Following in their father’s footsteps wasn’t always the plan for two local business leaders.
Starting out working as a janitor in his father’s office from a young age, Ed Ridgway grew up handling all sorts of office duties in Bob Ridgway’s Hartwell law office, but he didn’t always want to come back and join his father’s practice. He had aspirations of living and working in a big city.
“If you would’ve asked me as a senior in high school what I was going to be, lawyer would’ve been the last thing I would’ve said,” Ed Ridgway said. “But it’s amazing how your life takes you in different directions.”
After working for two years as an attorney in Atlanta, Ed decided he didn’t like living in the city and decided to ask his father if he could come back home to work.
The father-son duo then became business partners in 2003, a decision Ed and Bob are both thankful for.
In 2008, Bob’s wife, Ed’s mother, was diagnosed with breast cancer. Ed was able to take a lot of the workload off of his father and assist him when needed while Bob took care of his wife, who has since recovered.
“It’s those type of moments that you sit there and think ‘that’s what it’s all about when you come home’ just being able to be with your family, being able to help your family and work with your family,” Ed said. “... If I would’ve been in Atlanta, I wouldn’t have been much help.”
Bob said he never pushed his son to be a lawyer, he just wanted him to get a good education.
“I encouraged him to get as much education as he could and let it take him where he wanted to go, which is the same thing my father did for me,” Bob said.
Working together as father and son can cause the two to lock horns occasionally, they said, but for the most part their relationship has been beneficial to their business.
“It’s certainly been beneficial to me,” Ed said. “I’ve been able to run things by him, been able to use all the knowledge that he’s gained and the experience he has.”
The benefits of working collaboratively go both ways, Bob said.
“It was almost like a new day,” Bob said. “When he came back, I finally had someone I could depend upon to be here when I’m not or take things that I couldn’t and have a little more youth involved.”
The Ridgways said oftentimes they’re so busy at work that they don’t necessarily see each other at the office, or if they do, the interactions are typically limited to work-related topics, but the two still go out to restaurants occasionally to catch up and talk about their beloved Georgia Bulldogs.
Another local business leader who stepped in to fill the shoes of his father is Dairy Queen owner and operator Mark Seabolt.
Mark’s father, Fletcher Seabolt, was well known in the community and had an outgoing personality, Mark said.
“He always ran the cash register cause he liked talking to the customers,” Mark said. “He was always here. He wasn’t an absentee owner at all and that’s how he built his business, just building relationships with everybody.”
Fletcher died in a car accident in Hart County in 2018.
The local Dairy Queen is known as being a gathering place for local folks, something Mark said his dad helped foster, and Mark hopes to continue.
“Somehow this became the hub,” Mark said.
Mark said he didn’t always want to run the local restaurant, but Fletcher groomed him for the role from a young age and hoped he would return home after he left for the University of Georgia to pursue a business degree.
“He was always supportive of that, but his end goal was to have me back in here running this place,” Mark said. “He said ‘go do what you need to do and do what you want to do’ but this is what he always wanted was me back here.”
Mark returned home early from college because Fletcher was diagnosed with a brain tumor while they were in the midst of building a new restaurant, “Fletcher’s”, which is now Casa Grande.
In 2007, Mark finished his degree, as Fletcher wanted him to get his diploma, and pursued other ventures until Fletcher told him he needed help running Dairy Queen.
“I’ve grown up with it. I’ve always done it. Of course there was a lot to learn that I hadn’t done, but as far as knowing the customers and handling the food side of it, sure,” Mark said. “... I was happy to come back and help.”

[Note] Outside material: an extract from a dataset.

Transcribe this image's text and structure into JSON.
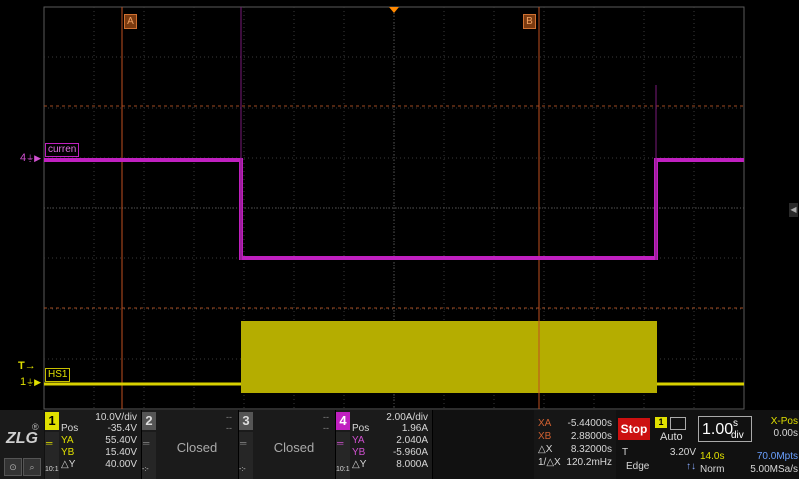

Father’s Day in the Seabolt house typically meant just another day at work, Mark said, because his father often worked seven days per week. Some of his best memories with Fletcher though were when he would take him on hunting or fishing trips the few days a year he did take off work.

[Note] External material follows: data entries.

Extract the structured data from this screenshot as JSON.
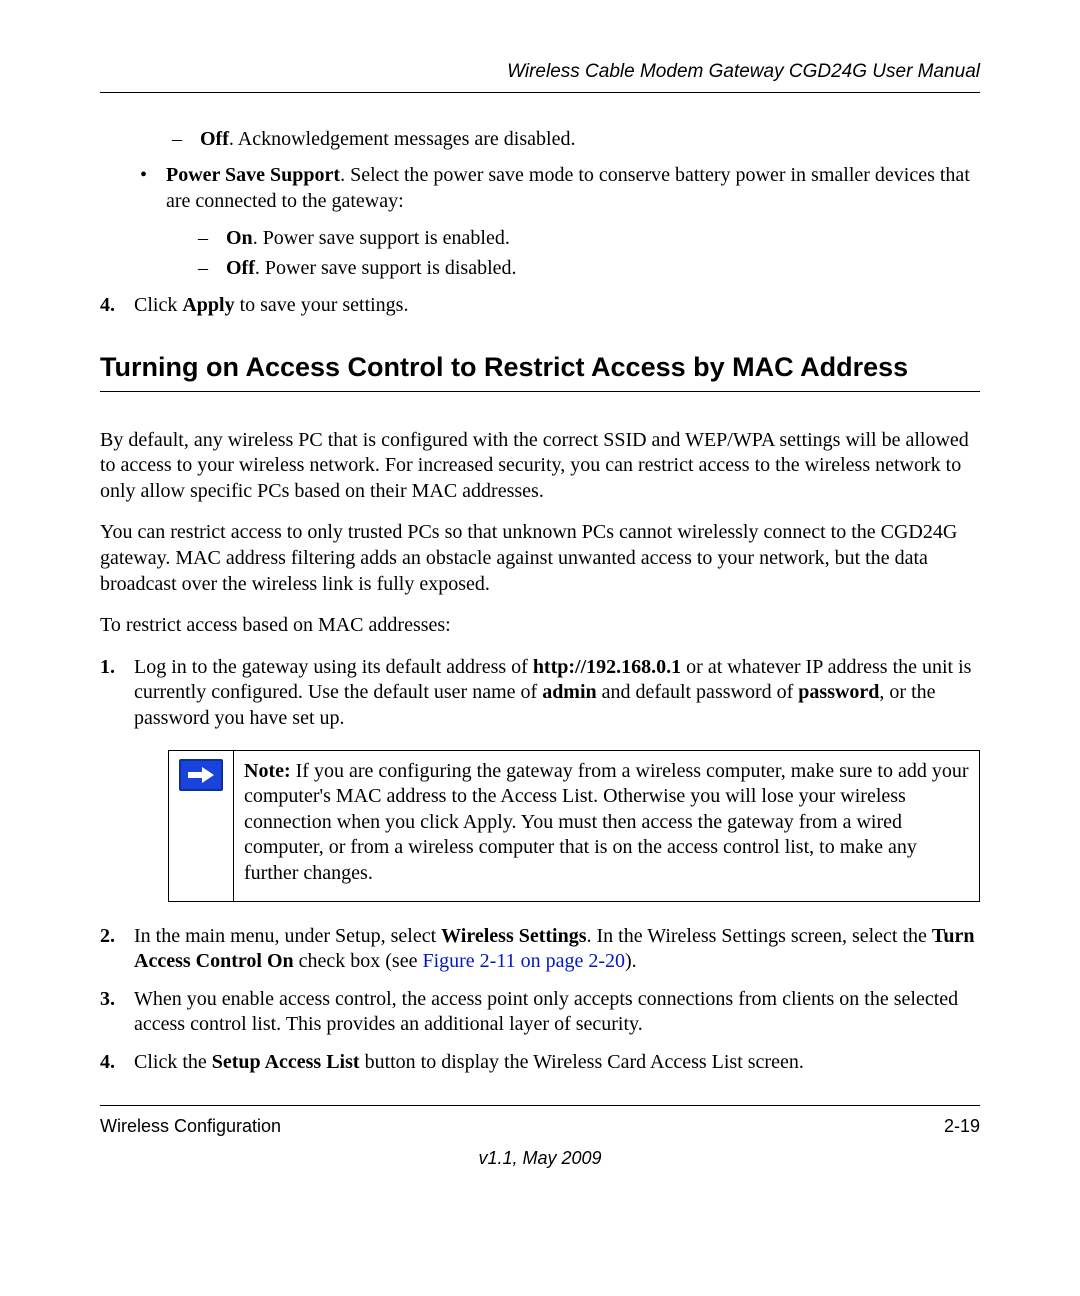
{
  "header": {
    "title": "Wireless Cable Modem Gateway CGD24G User Manual"
  },
  "top_dash": {
    "item": {
      "strong": "Off",
      "rest": ". Acknowledgement messages are disabled."
    }
  },
  "bullet": {
    "pss": {
      "strong": "Power Save Support",
      "rest": ". Select the power save mode to conserve battery power in smaller devices that are connected to the gateway:",
      "on": {
        "strong": "On",
        "rest": ". Power save support is enabled."
      },
      "off": {
        "strong": "Off",
        "rest": ". Power save support is disabled."
      }
    }
  },
  "step4_top": {
    "pre": "Click ",
    "strong": "Apply",
    "post": " to save your settings."
  },
  "section": {
    "heading": "Turning on Access Control to Restrict Access by MAC Address",
    "p1": "By default, any wireless PC that is configured with the correct SSID and WEP/WPA settings will be allowed to access to your wireless network. For increased security, you can restrict access to the wireless network to only allow specific PCs based on their MAC addresses.",
    "p2": "You can restrict access to only trusted PCs so that unknown PCs cannot wirelessly connect to the CGD24G gateway. MAC address filtering adds an obstacle against unwanted access to your network, but the data broadcast over the wireless link is fully exposed.",
    "p3": "To restrict access based on MAC addresses:"
  },
  "steps": {
    "s1": {
      "a": "Log in to the gateway using its default address of ",
      "url": "http://192.168.0.1",
      "b": " or at whatever IP address the unit is currently configured. Use the default user name of ",
      "user": "admin",
      "c": " and default password of ",
      "pass": "password",
      "d": ", or the password you have set up."
    },
    "s2": {
      "a": "In the main menu, under Setup, select ",
      "ws": "Wireless Settings",
      "b": ". In the Wireless Settings screen, select the ",
      "chk": "Turn Access Control On",
      "c": " check box (see ",
      "xref": "Figure 2-11 on page 2-20",
      "d": ")."
    },
    "s3": "When you enable access control, the access point only accepts connections from clients on the selected access control list. This provides an additional layer of security.",
    "s4": {
      "a": "Click the ",
      "btn": "Setup Access List",
      "b": " button to display the Wireless Card Access List screen."
    }
  },
  "note": {
    "label": "Note:",
    "text": " If you are configuring the gateway from a wireless computer, make sure to add your computer's MAC address to the Access List. Otherwise you will lose your wireless connection when you click Apply. You must then access the gateway from a wired computer, or from a wireless computer that is on the access control list, to make any further changes."
  },
  "footer": {
    "left": "Wireless Configuration",
    "right": "2-19",
    "version": "v1.1, May 2009"
  }
}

Lessons learned from his father were often observational, mostly about treating people properly, Mark said. He remembers well how Fletcher would brighten a customers day even if they were being grouchy by saying, “if you’ll put a smile on that face the day will go a lot better.”
“And people never got mad at him, almost never,” Mark said. “... People tell me to this day, ‘your daddy used to cheer me up when I came in, in the mornings.’”

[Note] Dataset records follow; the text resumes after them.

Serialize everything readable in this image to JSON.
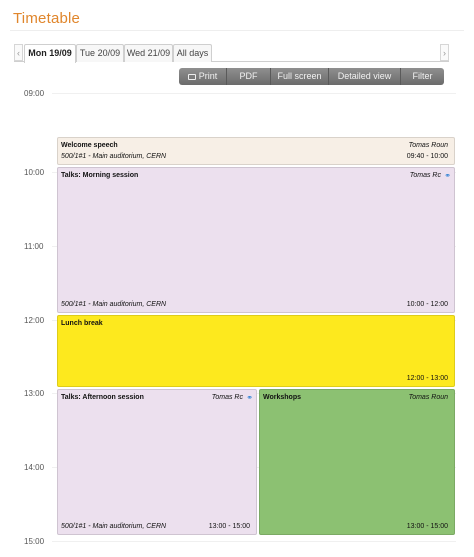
{
  "page_title": "Timetable",
  "day_tabs": [
    "Mon 19/09",
    "Tue 20/09",
    "Wed 21/09",
    "All days"
  ],
  "nav": {
    "prev": "‹",
    "next": "›"
  },
  "toolbar": {
    "print": "Print",
    "pdf": "PDF",
    "full_screen": "Full screen",
    "detailed_view": "Detailed view",
    "filter": "Filter"
  },
  "hours": [
    "09:00",
    "10:00",
    "11:00",
    "12:00",
    "13:00",
    "14:00",
    "15:00"
  ],
  "colors": {
    "title": "#e0862c",
    "welcome": "#f7efe6",
    "talks": "#ece0ee",
    "lunch": "#fde91e",
    "workshops": "#8cc172"
  },
  "entries": {
    "welcome": {
      "title": "Welcome speech",
      "speaker": "Tomas Roun",
      "room": "500/1#1 - Main auditorium, CERN",
      "time": "09:40 - 10:00"
    },
    "morning": {
      "title": "Talks: Morning session",
      "speaker": "Tomas Rc",
      "room": "500/1#1 - Main auditorium, CERN",
      "time": "10:00 - 12:00",
      "icon": "paperclip-icon"
    },
    "lunch": {
      "title": "Lunch break",
      "time": "12:00 - 13:00"
    },
    "afternoon": {
      "title": "Talks: Afternoon session",
      "speaker": "Tomas Rc",
      "room": "500/1#1 - Main auditorium, CERN",
      "time": "13:00 - 15:00",
      "icon": "paperclip-icon"
    },
    "workshops": {
      "title": "Workshops",
      "speaker": "Tomas Roun",
      "time": "13:00 - 15:00"
    }
  }
}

Hard work is another lesson Fletcher instilled in Mark. He said his dad believed in being open everyday except holidays and on the rare occasion it snowed in Georgia, Fletcher would take his tractor and clear the snow in the parking lot and elsewhere in town.
“He’s the most persistent, consistent person I’ve ever met,” Mark said.
Mark has three children and he said he wouldn’t push them to continue the legacy of running the Dairy Queen, but he would be completely open if they wanted to head that direction.
“If they get in here and love this, then by all means,” Mark said. “It’s very satisfying to help put a smile on peoples’ faces to make them happier every day to handle a need for them.”